Rates of de novo or secondary cancers are elevated in both SOT and HSCT compared with the general population and mainly for skin and haematological cancers. Among transplant recipients, older age and current elevated CRP are risk factors.
实体器官(SOT)和异基因造血干细胞(HSCT)移植受者新发或继发性癌症的风险增加。我们在此探讨其风险因素。
在 2004 年 1 月至 2014 年 12 月期间进行的 SOT 和 HSCT 中,与丹麦人群相比,新发/继发性癌症的标准化发病比(SIR)确定,并使用泊松回归确定风险因素。

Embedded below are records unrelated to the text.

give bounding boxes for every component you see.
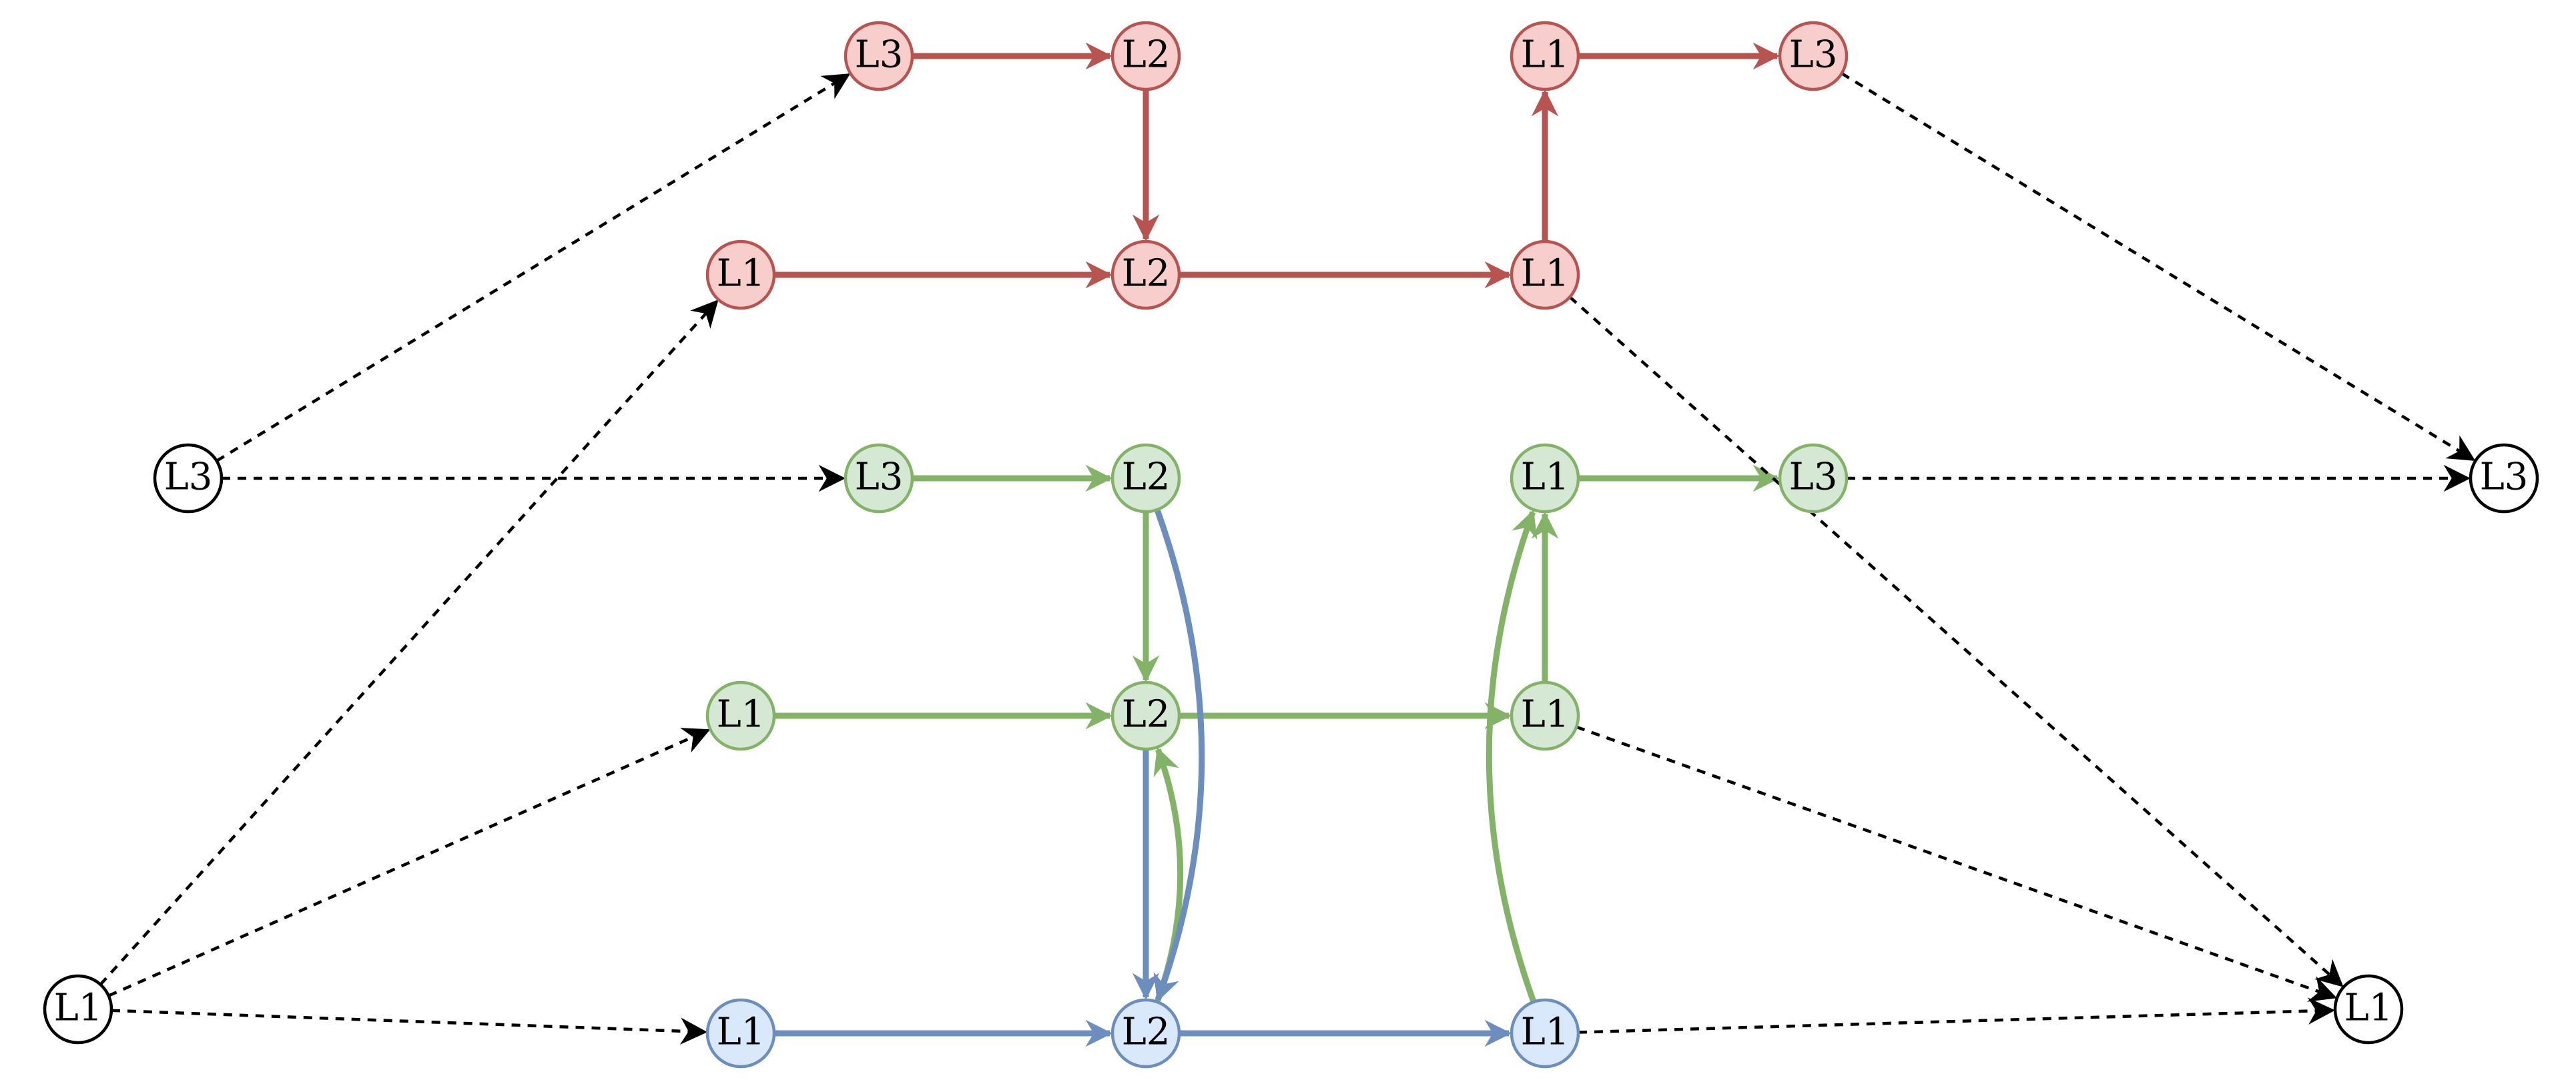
node-label: L2	[1122, 1011, 1171, 1054]
node-r_top_l2: L2	[1110, 21, 1181, 91]
edge-b_l1b-to-g_top_l1	[1486, 509, 1538, 1003]
node-circle	[1510, 443, 1580, 514]
node-r_mid_l2: L2	[1110, 239, 1181, 310]
node-g_top_l3b: L3	[1778, 443, 1849, 514]
node-label: L3	[1789, 456, 1838, 499]
node-circle	[1110, 680, 1181, 751]
node-label: L2	[1122, 33, 1171, 77]
node-circle	[2333, 974, 2404, 1045]
node-r_top_l3: L3	[844, 21, 914, 91]
edge-src_l3-to-r_top_l3	[216, 73, 851, 462]
node-circle	[1510, 239, 1580, 310]
edges-layer	[99, 42, 2476, 1047]
node-label: L3	[855, 33, 904, 77]
node-label: L3	[2480, 456, 2529, 499]
node-g_top_l1: L1	[1510, 443, 1580, 514]
node-circle	[1778, 21, 1849, 91]
node-label: L3	[1789, 33, 1838, 77]
edge-src_l1-to-b_l1	[111, 1009, 708, 1045]
node-src_l1: L1	[43, 974, 113, 1045]
node-circle	[1510, 998, 1580, 1069]
node-g_mid_l1b: L1	[1510, 680, 1580, 751]
node-circle	[1110, 443, 1181, 514]
node-circle	[705, 680, 776, 751]
node-dst_l1: L1	[2333, 974, 2404, 1045]
edge-r_top_l3b-to-dst_l3	[1841, 72, 2476, 461]
node-label: L1	[54, 987, 103, 1030]
node-circle	[1110, 239, 1181, 310]
node-r_mid_l1b: L1	[1510, 239, 1580, 310]
node-label: L1	[2344, 987, 2393, 1030]
node-g_mid_l1: L1	[705, 680, 776, 751]
node-circle	[705, 239, 776, 310]
node-r_top_l1: L1	[1510, 21, 1580, 91]
node-circle	[153, 443, 224, 514]
node-label: L1	[717, 693, 765, 736]
node-circle	[705, 998, 776, 1069]
node-label: L1	[717, 1011, 765, 1054]
node-r_mid_l1: L1	[705, 239, 776, 310]
node-circle	[1110, 21, 1181, 91]
node-circle	[1510, 21, 1580, 91]
edge-r_mid_l1b-to-dst_l1	[1568, 296, 2344, 987]
node-label: L2	[1122, 693, 1171, 736]
node-label: L2	[1122, 456, 1171, 499]
node-b_l1: L1	[705, 998, 776, 1069]
edge-src_l1-to-r_mid_l1	[99, 300, 719, 986]
node-b_l1b: L1	[1510, 998, 1580, 1069]
edge-g_top_l2-to-b_l2	[1153, 508, 1205, 1003]
node-label: L1	[1521, 456, 1570, 499]
node-g_top_l3: L3	[844, 443, 914, 514]
node-label: L1	[1521, 252, 1570, 296]
node-circle	[844, 21, 914, 91]
node-src_l3: L3	[153, 443, 224, 514]
node-circle	[844, 443, 914, 514]
edge-b_l1b-to-dst_l1	[1578, 997, 2336, 1034]
node-b_l2: L2	[1110, 998, 1181, 1069]
node-label: L3	[855, 456, 904, 499]
node-circle	[43, 974, 113, 1045]
node-g_top_l2: L2	[1110, 443, 1181, 514]
node-r_top_l3b: L3	[1778, 21, 1849, 91]
node-g_mid_l2: L2	[1110, 680, 1181, 751]
node-dst_l3: L3	[2469, 443, 2539, 514]
node-circle	[1510, 680, 1580, 751]
node-circle	[1778, 443, 1849, 514]
node-circle	[1110, 998, 1181, 1069]
node-label: L3	[164, 456, 213, 499]
node-circle	[2469, 443, 2539, 514]
node-label: L1	[1521, 693, 1570, 736]
node-label: L2	[1122, 252, 1171, 296]
node-label: L1	[1521, 33, 1570, 77]
edge-g_mid_l1b-to-dst_l1	[1576, 725, 2337, 1002]
node-label: L1	[1521, 1011, 1570, 1054]
node-label: L1	[717, 252, 765, 296]
edge-src_l1-to-g_mid_l1	[107, 728, 711, 997]
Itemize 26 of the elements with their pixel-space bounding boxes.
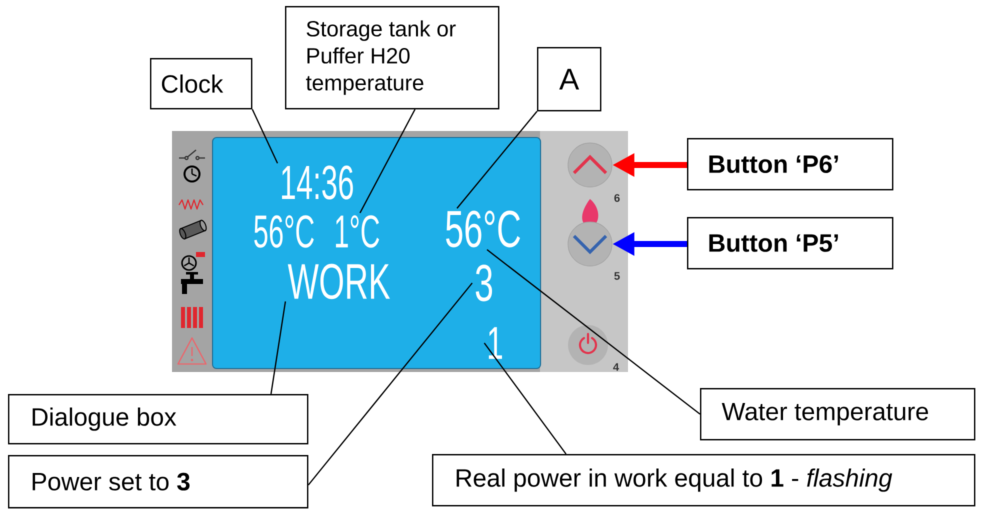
callout-box: Dialogue box bbox=[8, 394, 308, 444]
lcd-readout: 14:36 bbox=[282, 166, 353, 200]
lcd-readout: 1 bbox=[488, 327, 502, 359]
leader-line bbox=[359, 109, 416, 214]
button-number: 5 bbox=[614, 272, 620, 280]
button-number: 4 bbox=[613, 363, 619, 371]
leader-line bbox=[486, 249, 700, 415]
callout-box: Button ‘P6’ bbox=[687, 138, 894, 190]
callout-box: Water temperature bbox=[700, 388, 976, 440]
lcd-readout: WORK bbox=[288, 264, 390, 300]
callout-box: Clock bbox=[150, 58, 252, 110]
callout-box: A bbox=[537, 47, 602, 112]
leader-line bbox=[308, 282, 473, 486]
callout-box: Real power in work equal to 1 - flashing bbox=[432, 454, 976, 506]
leader-line bbox=[484, 342, 567, 454]
button-number: 6 bbox=[614, 194, 620, 202]
lcd-readout: 56°C bbox=[254, 215, 314, 248]
callout-box: Button ‘P5’ bbox=[687, 217, 894, 270]
lcd-readout: 3 bbox=[476, 264, 492, 302]
lcd-readout: 56°C bbox=[446, 210, 520, 248]
leader-line bbox=[456, 110, 538, 209]
callout-box: Power set to 3 bbox=[8, 454, 308, 508]
lcd-readout: 1°C bbox=[336, 215, 380, 248]
callout-box: Storage tank or Puffer H20 temperature bbox=[285, 6, 500, 110]
leader-line bbox=[270, 301, 286, 394]
leader-line bbox=[252, 109, 278, 164]
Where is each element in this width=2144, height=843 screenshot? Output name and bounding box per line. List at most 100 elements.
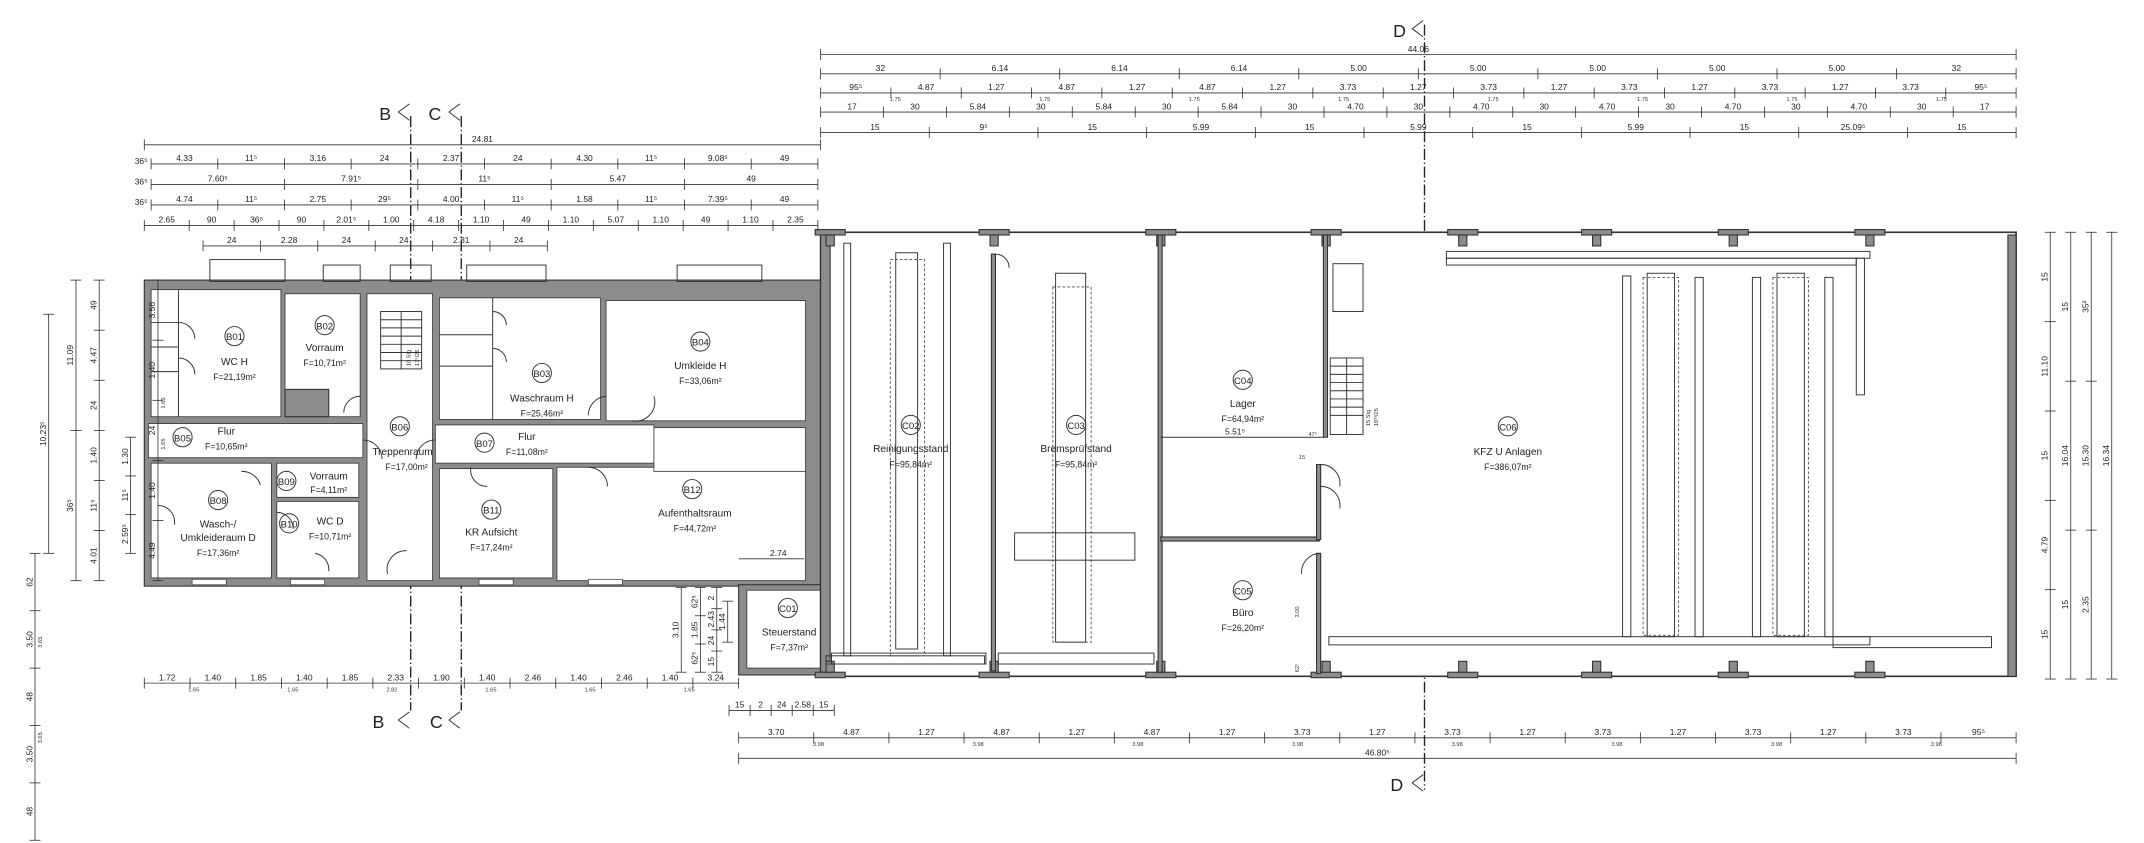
section-arrow-icon — [1411, 774, 1424, 792]
dim-steuerstand-2-label: 2 — [706, 595, 716, 600]
dim-bottom-right-1-label: 3.73 — [1595, 727, 1612, 737]
columns — [814, 228, 1886, 679]
dim-bottom-left-sublabel: 1.65 — [188, 687, 199, 693]
dim-top-right-3-label: 4.70 — [1347, 101, 1364, 111]
svg-text:Steuerstand: Steuerstand — [762, 627, 817, 638]
dim-top-right-3-label: 4.70 — [1851, 101, 1868, 111]
dim-top-left-4-label: 2.01⁵ — [336, 215, 356, 225]
dim-bottom-left-label: 1.40 — [205, 672, 222, 682]
dim-left-sublabel: 1.65 — [161, 438, 167, 449]
dim-bottom-right-1-label: 1.27 — [1219, 727, 1236, 737]
dim-right-0-label: 11.10 — [2040, 356, 2050, 377]
dim-bottom-right-1-label: 3.73 — [1895, 727, 1912, 737]
column-stem — [1728, 234, 1738, 247]
dim-top-right-2-label: 3.73 — [1902, 82, 1919, 92]
dim-top-right-4-label: 15 — [1957, 122, 1967, 132]
shaft — [284, 388, 330, 418]
room-b07 — [434, 424, 655, 464]
dim-left-1-label: 36⁵ — [65, 499, 75, 512]
dim-top-left-3-label: 29⁵ — [378, 194, 391, 204]
dim-steuerstand-3-label: 1.44 — [717, 613, 727, 630]
dim-top-right-4-label: 5.99 — [1193, 122, 1210, 132]
dim-top-left-margin: 36⁵ — [135, 156, 148, 166]
column-top — [1854, 228, 1886, 236]
svg-text:F=64,94m²: F=64,94m² — [1222, 414, 1265, 424]
svg-text:F=33,06m²: F=33,06m² — [679, 376, 722, 386]
dim-top-left-5-label: 24 — [399, 235, 409, 245]
dim-top-right-4-label: 25.09⁵ — [1841, 122, 1866, 132]
dim-top-right-4-label: 15 — [1740, 122, 1750, 132]
dim-top-left-4-label: 4.18 — [428, 215, 445, 225]
dim-top-left-1-label: 24 — [380, 153, 390, 163]
svg-text:Vorraum: Vorraum — [306, 343, 344, 354]
dim-top-right-4-label: 15 — [1522, 122, 1532, 132]
dim-top-right-2-label: 4.87 — [918, 82, 935, 92]
column-top — [1581, 228, 1613, 236]
dim-bottom-left-label: 1.85 — [250, 672, 267, 682]
svg-text:F=10,71m²: F=10,71m² — [303, 358, 346, 368]
dim-top-right-3-label: 4.70 — [1473, 101, 1490, 111]
column-bottom — [1854, 671, 1886, 679]
svg-text:F=10,71m²: F=10,71m² — [309, 532, 352, 542]
room-b08 — [150, 462, 272, 579]
dim-top-right-3-label: 30 — [1162, 101, 1172, 111]
room-b04 — [605, 300, 806, 422]
column-top — [814, 228, 846, 236]
dim-top-left-2-label: 7.91⁵ — [341, 174, 361, 184]
dim-bottom-left-label: 1.40 — [479, 672, 496, 682]
dim-top-right-1-label: 32 — [1952, 63, 1962, 73]
dim-bottom-right-1-label: 4.87 — [993, 727, 1010, 737]
svg-text:B03: B03 — [533, 369, 550, 380]
dim-bottom-right-0-label: 15 — [735, 700, 745, 710]
dim-top-right-2-label: 1.27 — [1551, 82, 1568, 92]
c04-note-47: 47⁵ — [1308, 431, 1317, 438]
stair-b06-ratio: 17⁵/26 — [414, 349, 421, 366]
column-stem — [825, 234, 835, 247]
dim-top-right-3-label: 30 — [1414, 101, 1424, 111]
dim-bottom-right-0-label: 2.58 — [794, 700, 811, 710]
room-b05 — [147, 423, 364, 459]
svg-text:F=44,72m²: F=44,72m² — [674, 523, 717, 533]
dim-left-1-label: 11.09 — [65, 345, 75, 366]
dim-top-right-3-label: 30 — [1791, 101, 1801, 111]
svg-text:C04: C04 — [1234, 376, 1252, 387]
dim-top-right-2-label: 3.73 — [1480, 82, 1497, 92]
column-bottom — [814, 671, 846, 679]
column-stem — [1321, 660, 1331, 673]
svg-text:C03: C03 — [1067, 421, 1085, 432]
svg-text:F=7,37m²: F=7,37m² — [770, 642, 808, 652]
dim-bottom-right-1-sublabel: 3.98 — [813, 742, 824, 748]
dim-top-right-4-label: 5.99 — [1410, 122, 1427, 132]
svg-text:Bremsprüfstand: Bremsprüfstand — [1040, 444, 1111, 455]
dim-top-left-5-label: 24 — [514, 235, 524, 245]
dim-bottom-left-label: 1.85 — [342, 672, 359, 682]
dim-top-right-2-sublabel: 1.75 — [1488, 97, 1499, 103]
dim-top-left-4-label: 90 — [207, 215, 217, 225]
dim-top-right-1-label: 6.14 — [992, 63, 1009, 73]
dim-left-sublabel: 3.65 — [38, 637, 44, 648]
dim-left-5-label: 48 — [24, 807, 34, 817]
section-label-c-top: C — [428, 104, 441, 124]
column-top — [978, 228, 1010, 236]
dim-top-right-4-label: 15 — [870, 122, 880, 132]
dim-bottom-left-sublabel: 1.65 — [485, 687, 496, 693]
dim-bottom-right-1-label: 4.87 — [1144, 727, 1161, 737]
dim-bottom-right-1-label: 1.27 — [1069, 727, 1086, 737]
dim-right-0-label: 4.79 — [2040, 536, 2050, 553]
dim-bottom-right-1-label: 1.27 — [1670, 727, 1687, 737]
dim-top-right-2-sublabel: 1.75 — [890, 97, 901, 103]
svg-text:B07: B07 — [476, 439, 493, 450]
svg-text:B09: B09 — [278, 477, 295, 488]
svg-text:WC H: WC H — [221, 357, 248, 368]
svg-text:B11: B11 — [483, 506, 499, 517]
section-label-d-bottom: D — [1390, 775, 1403, 795]
dim-steuerstand-2-label: 24 — [706, 635, 716, 645]
column-bottom — [1581, 671, 1613, 679]
dim-top-left-4-label: 2.35 — [787, 215, 804, 225]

在 SOT 和 HSCT 后的中位 3.4(IQR 1.3-6.4)和 2.6(0.8-5.4)人年(PY)期间,共有 212/1656(13%)和 75/992(8%)患者发生癌症;SIR 分别为 3.61(3.0-4.3)和 2.2(1.6-3.0)。SIR 与年龄较小相关,且在两种类型的移植中,皮肤和血液系统癌症的 SIR 最高。在该队列中,癌症与年龄较大相关(调整后的发病率比,50 岁以上与≤19 岁相比,SOT 和 HSCT 分别为 9.4(3.4-25.7)和 25.4(5.1-126.0)),并且与当前升高的 C 反应蛋白(CRP)相关(≥10 与<10mg/L 相比,分别为 2.5(1.8-3.4)和 2.3(1.4-3.9)),但与既往癌症或免疫抑制剂类型无关。
与普通人群相比,SOT 和 HSCT 中新发或继发性癌症的发生率均升高,主要为皮肤和血液系统癌症。在移植受者中,年龄较大和当前升高的 CRP 是危险因素。